What is Lock Escalation?
When LOCKLIST and MAXLOCKS are not set to AUTOMATIC, or total system memory is constrained, lock escalation can occur. When there is not enough room in the lock list to store additional locks that an application needs to continue processing, lock escalation occurs. DB2 will attempt to satisfy queries and perform updates, inserts, and deletes by locking at the row level. Each row level lock requires a certain amount of memory that varies by the version of DB2. The IBM DB2 Knowledge Center page for the LOCKLIST parameter spells out how much memory each row lock takes. When there is no more memory available in the lock list for additional locks, or when a single application reaches the percentage of the lock list defined by MAXLOCKS, DB2 performs what is called lock escalation. This means that applications with row-level locks instead try to acquire table-level locks.
The table-level locks acquired with lock escalation are much worse for concurrency. Now instead of only individual rows being unavailable for reads, updates, and deletes (depending on the isolation levels of the applications involved and the work being performed), the entire table may be unavailable. This can lead to other negative locking phenomena, including longer lock-wait times, lock timeouts, and even deadlocks.
Analyzing the Problem
Lock escalation is one of the more negative things that can happen with DB2’s concurrency control. It is something DB2 databases should be monitored for and that should be addressed if it occurs on an ongoing basis. Lock escalation is documented in the DB2 diagnostic log, and this is one of the better places to look for it.
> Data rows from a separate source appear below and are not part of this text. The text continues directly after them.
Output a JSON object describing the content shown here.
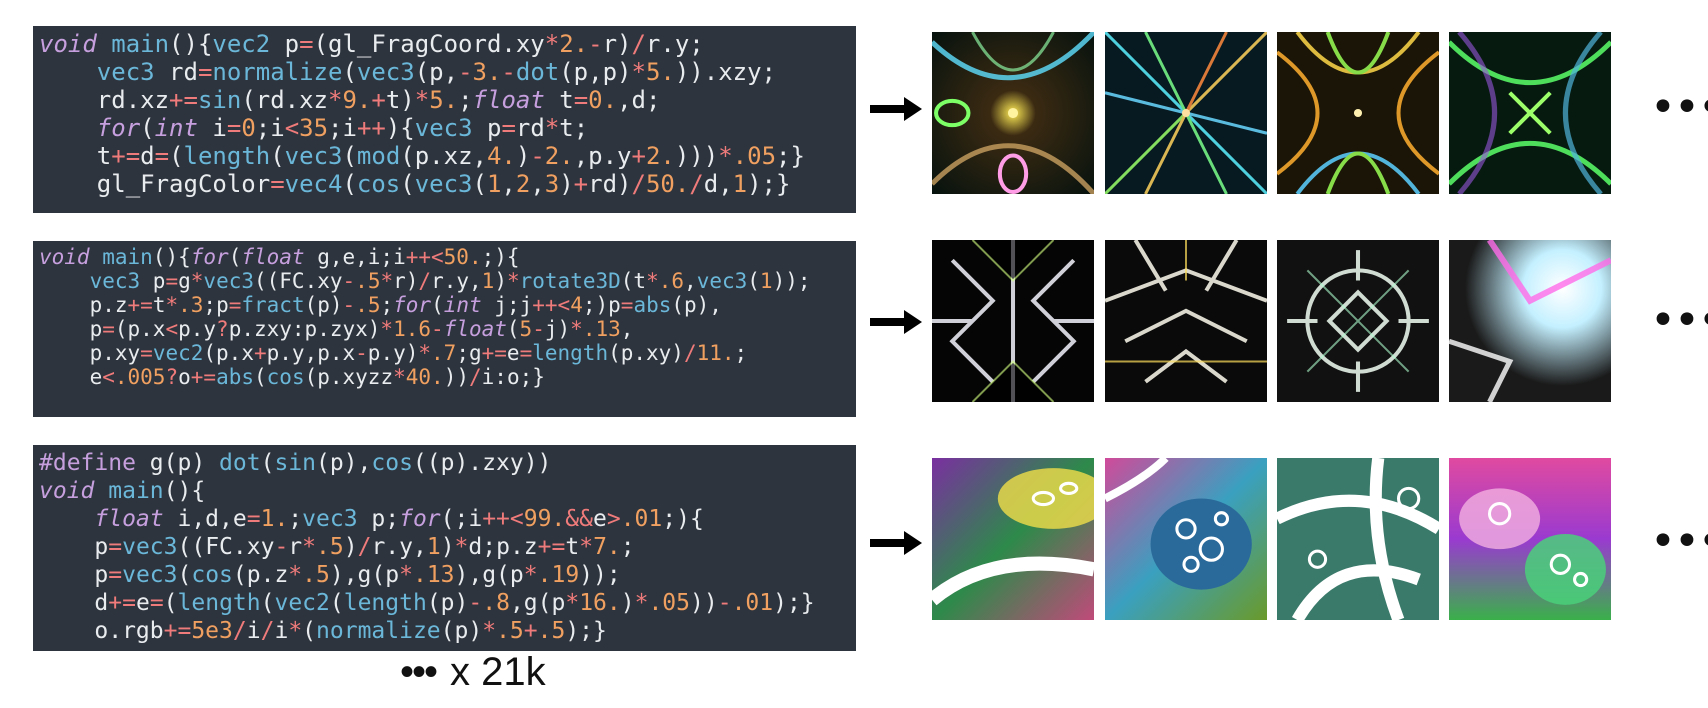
{
  "rows": [
    {
      "code": [
        "void main(){vec2 p=(gl_FragCoord.xy*2.-r)/r.y;",
        "    vec3 rd=normalize(vec3(p,-3.-dot(p,p)*5.)).xzy;",
        "    rd.xz+=sin(rd.xz*9.+t)*5.;float t=0.,d;",
        "    for(int i=0;i<35;i++){vec3 p=rd*t;",
        "    t+=d=(length(vec3(mod(p.xz,4.)-2.,p.y+2.)))*.05;}",
        "    gl_FragColor=vec4(cos(vec3(1,2,3)+rd)/50./d,1);}"
      ],
      "more": "•••"
    },
    {
      "code": [
        "void main(){for(float g,e,i;i++<50.;){",
        "    vec3 p=g*vec3((FC.xy-.5*r)/r.y,1)*rotate3D(t*.6,vec3(1));",
        "    p.z+=t*.3;p=fract(p)-.5;for(int j;j++<4;)p=abs(p),",
        "    p=(p.x<p.y?p.zxy:p.zyx)*1.6-float(5-j)*.13,",
        "    p.xy=vec2(p.x+p.y,p.x-p.y)*.7;g+=e=length(p.xy)/11.;",
        "    e<.005?o+=abs(cos(p.xyzz*40.))/i:o;}"
      ],
      "more": "•••"
    },
    {
      "code": [
        "#define g(p) dot(sin(p),cos((p).zxy))",
        "void main(){",
        "    float i,d,e=1.;vec3 p;for(;i++<99.&&e>.01;){",
        "    p=vec3((FC.xy-r*.5)/r.y,1)*d;p.z+=t*7.;",
        "    p=vec3(cos(p.z*.5),g(p*.13),g(p*.19));",
        "    d+=e=(length(vec2(length(p)-.8,g(p*16.)*.05))-.01);}",
        "    o.rgb+=5e3/i/i*(normalize(p)*.5+.5);}"
      ],
      "more": "•••"
    }
  ],
  "caption": {
    "dots": "•••",
    "count": "x 21k"
  },
  "colors": {
    "code_bg": "#2e343d",
    "keyword": "#c6a0de",
    "function": "#6ab7d9",
    "number": "#f0a060",
    "operator": "#f07b7b"
  }
}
Once my diagnostic log parser alerts me that there is lock escalation occurring, I spend some time analyzing to see which databases (if more than one on the instance) and which times it is occurring at. The db2diag tool is a powerful tool in this analysis. The following syntax will list out occurrences of lock escalation, including the database name and time stamp:
$ db2diag -g message:=scalation -fmt '%ts %db %errname' 2016-03-28-01.13.34.680662 PRODM 2016-03-28-01.13.34.681123 PRODM 2016-03-28-01.14.41.746583 PRODM 2016-03-28-01.14.41.747016 PRODM 2016-03-28-01.16.28.127806 PRODM 2016-03-28-01.16.28.128327 PRODM 2016-03-28-01.17.20.249458 PRODM 2016-03-28-01.17.20.250037 PRODM 2016-03-28-02.45.10.337993 PRODM 2016-03-28-02.45.10.338500 PRODM 2016-03-28-02.45.46.461853 PRODM 2016-03-28-02.45.46.462300 PRODM ...
This is a bit messier than I would like it to be, but when using db2diag, for some reason, the errono field is not populated for lock escalations. You can get the same info from SYSIBMADM.PDLOGMSGS_LAST24HOURS or the table function PD_GET_LOG_MSGS, where oddly enough the msgnum field IS populated:
select timestamp , substr(dbname,1,12) as dbname from sysibmadm.PDLOGMSGS_LAST24HOURS where msgnum=5502 with ur TIMESTAMP DBNAME -------------------------- ------------ 2016-03-28-22.214.171.1249646 PRODM 2016-03-28-126.96.36.1994685 PRODM 2016-03-28-188.8.131.525929 PRODM 2016-03-28-12.20.02.290882 PRODM ...
Analyzing the timing of lock escalation events can be quite useful to determine if perhaps there is an application that is using a higher isolation level and also if there may be missing indexes for the workload. There is also a lot more detailed information in the MSG field of SYSIBMADM.PDLOGMSGS_LAST24HOURS or PD_GET_LOG_MSGS – which may include the application name, the specific SQL being executed, and other details.
Resolving the Problem
The most obvious solution here is to increase the size of LOCKLIST in the db cfg using syntax like this:
db2 update db cfg for PRODM using LOCKLIST 30000
It is also possible that the MAXLOCKS parameter may need to be adjusted. Both of these parameters can be set to AUTOMATIC and tuned by STMM(Self Tuning Memory Manager). In fact, these are the two parameters I’m most likely to include in STMM tuning because the impact of having them too small can be so high, and because from what I’ve seen, DB2 seems to do a good job of tuning them.